As a precaution, he hung the DO NOT DISTURB sign outside the door and engaged the security lock. Then he put the teabags into the pot, and while he waited for them to steep, he removed his tools from his suitcase, and began to open the package.

Ten minutes later, he took a sip of his tea, then gently lifted the Ingraham chiming mantel clock from its nest of shredded paper, which lay inside the polystyrene outer casing he had fashioned for it a fortnight ago.

Carefully he removed the round, brass gong from inside the clock’s casing. Then even more carefully still, he opened up the two halves of the gong.

And smiled for the first time since his plane had landed.

89

The yellow cab was crossing the Brooklyn Bridge. It was a fine, cloudless morning; Roy Grace, squashed in the cramped rear alongside Jack Alexander and Guy Batchelor, stared out at the sparkling water of the East River. He was all too mindful that it had been less than a mile from here where the horrors of the 9/11 World Trade Center attack had taken place – and that Pat Lanigan had lost a cousin in it.

A short time later the driver, who spoke only mumbling English, pulled over. Grace recognized, from his last visit here, the Brooklyn police HQ office building, housing the Mafia-busting team to which Lanigan was currently assigned. To their left, across the street, was a square slab of a building with a yellow sign on which was written BARCLAY SCHOOL SUPPLIES, and in front of it was an open elevator-system car park that looked like a giant Meccano construction.

They clambered out, paid the driver, then entered the modern skyscraper, and gave their names to the security guard. A couple of minutes later, holding their visitor passes, they waited as the lift stopped on the tenth floor.

Pat Lanigan, wearing a yellow polo shirt, cream chinos and trainers, greeted them cheerily; Grace was relieved, from past experiences with Lanigan, that he’d chosen to dress casually today, as had his two colleagues.

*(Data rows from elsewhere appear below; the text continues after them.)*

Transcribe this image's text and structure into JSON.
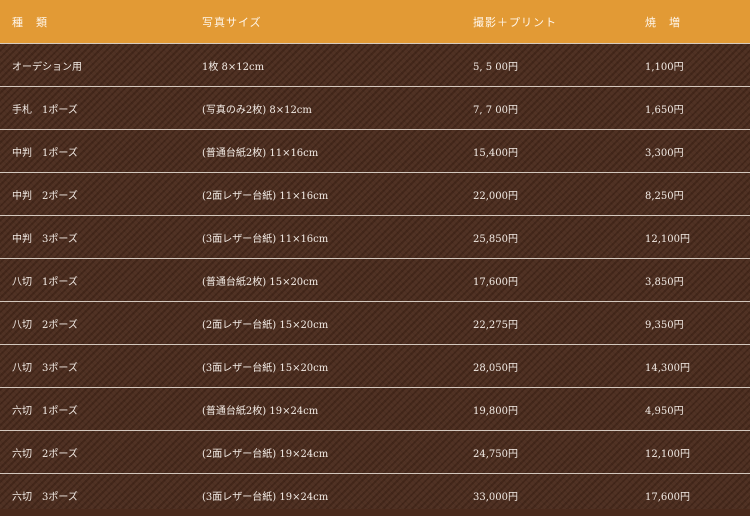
{
  "header": {
    "col1": "種　類",
    "col2": "写真サイズ",
    "col3": "撮影＋プリント",
    "col4": "焼　増"
  },
  "rows": [
    {
      "type": "オーデション用",
      "size": "1枚 8×12cm",
      "print": "5, 5 00円",
      "extra": "1,100円"
    },
    {
      "type": "手札　1ポーズ",
      "size": "(写真のみ2枚) 8×12cm",
      "print": "7, 7 00円",
      "extra": "1,650円"
    },
    {
      "type": "中判　1ポーズ",
      "size": "(普通台紙2枚) 11×16cm",
      "print": "15,400円",
      "extra": "3,300円"
    },
    {
      "type": "中判　2ポーズ",
      "size": "(2面レザー台紙) 11×16cm",
      "print": "22,000円",
      "extra": "8,250円"
    },
    {
      "type": "中判　3ポーズ",
      "size": "(3面レザー台紙) 11×16cm",
      "print": "25,850円",
      "extra": "12,100円"
    },
    {
      "type": "八切　1ポーズ",
      "size": "(普通台紙2枚) 15×20cm",
      "print": "17,600円",
      "extra": "3,850円"
    },
    {
      "type": "八切　2ポーズ",
      "size": "(2面レザー台紙) 15×20cm",
      "print": "22,275円",
      "extra": "9,350円"
    },
    {
      "type": "八切　3ポーズ",
      "size": "(3面レザー台紙) 15×20cm",
      "print": "28,050円",
      "extra": "14,300円"
    },
    {
      "type": "六切　1ポーズ",
      "size": "(普通台紙2枚) 19×24cm",
      "print": "19,800円",
      "extra": "4,950円"
    },
    {
      "type": "六切　2ポーズ",
      "size": "(2面レザー台紙) 19×24cm",
      "print": "24,750円",
      "extra": "12,100円"
    },
    {
      "type": "六切　3ポーズ",
      "size": "(3面レザー台紙) 19×24cm",
      "print": "33,000円",
      "extra": "17,600円"
    }
  ]
}
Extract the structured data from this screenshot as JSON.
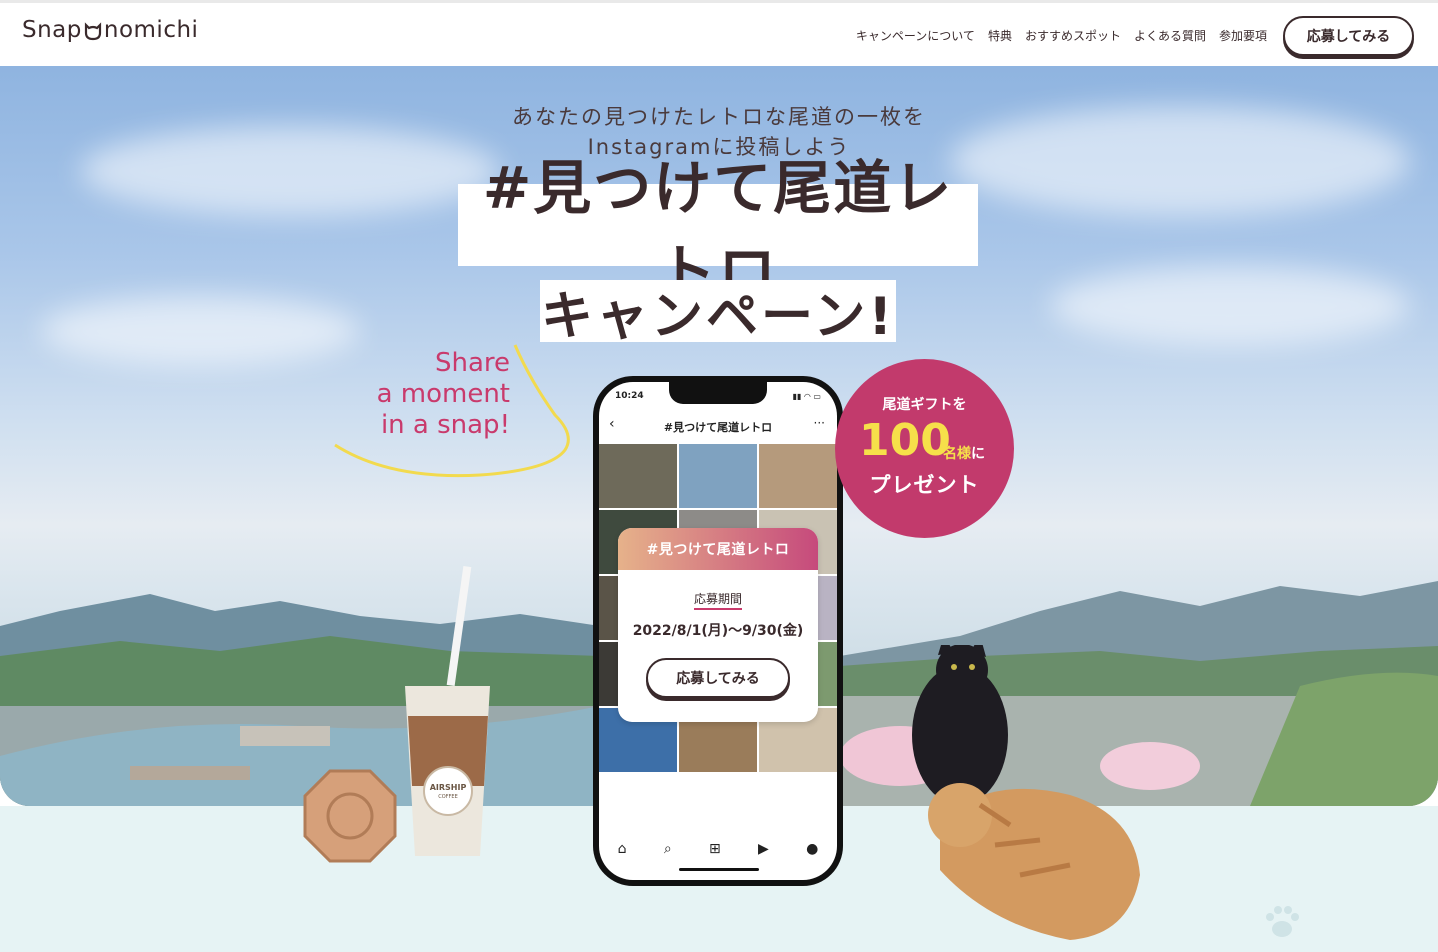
{
  "header": {
    "logo_text_a": "Snap",
    "logo_text_b": "nomichi",
    "nav": [
      "キャンペーンについて",
      "特典",
      "おすすめスポット",
      "よくある質問",
      "参加要項"
    ],
    "cta_label": "応募してみる"
  },
  "hero": {
    "tagline_line1": "あなたの見つけたレトロな尾道の一枚を",
    "tagline_line2": "Instagramに投稿しよう",
    "title_line1": "#見つけて尾道レトロ",
    "title_line2": "キャンペーン!",
    "share_line1": "Share",
    "share_line2": "a moment",
    "share_line3": "in a snap!"
  },
  "phone": {
    "time": "10:24",
    "hashtag": "#見つけて尾道レトロ",
    "card": {
      "title": "#見つけて尾道レトロ",
      "period_label": "応募期間",
      "period": "2022/8/1(月)〜9/30(金)",
      "button": "応募してみる"
    }
  },
  "gift": {
    "line1": "尾道ギフトを",
    "number": "100",
    "suffix_a": "名様",
    "suffix_b": "に",
    "line3": "プレゼント"
  },
  "props": {
    "cup_brand": "AIRSHIP",
    "cup_sub": "COFFEE"
  },
  "colors": {
    "accent": "#c23a6c",
    "text": "#3a2a2c",
    "highlight": "#f6e04a"
  }
}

The detective led them through a door with an NYPD shield and combination lock, and along a labyrinth of carpeted corridors, through an open-plan office full of empty cubicles with high-sided partitions. Each little space had a clean waste bin with a neat bin bag and clinically tidy desk. They passed a Stars and Stripes flag with the wording FLAG OF HONOR pinned to a wall, followed by a black and white map of Brooklyn, gridded and numbered, and all the other boroughs of New York beyond it.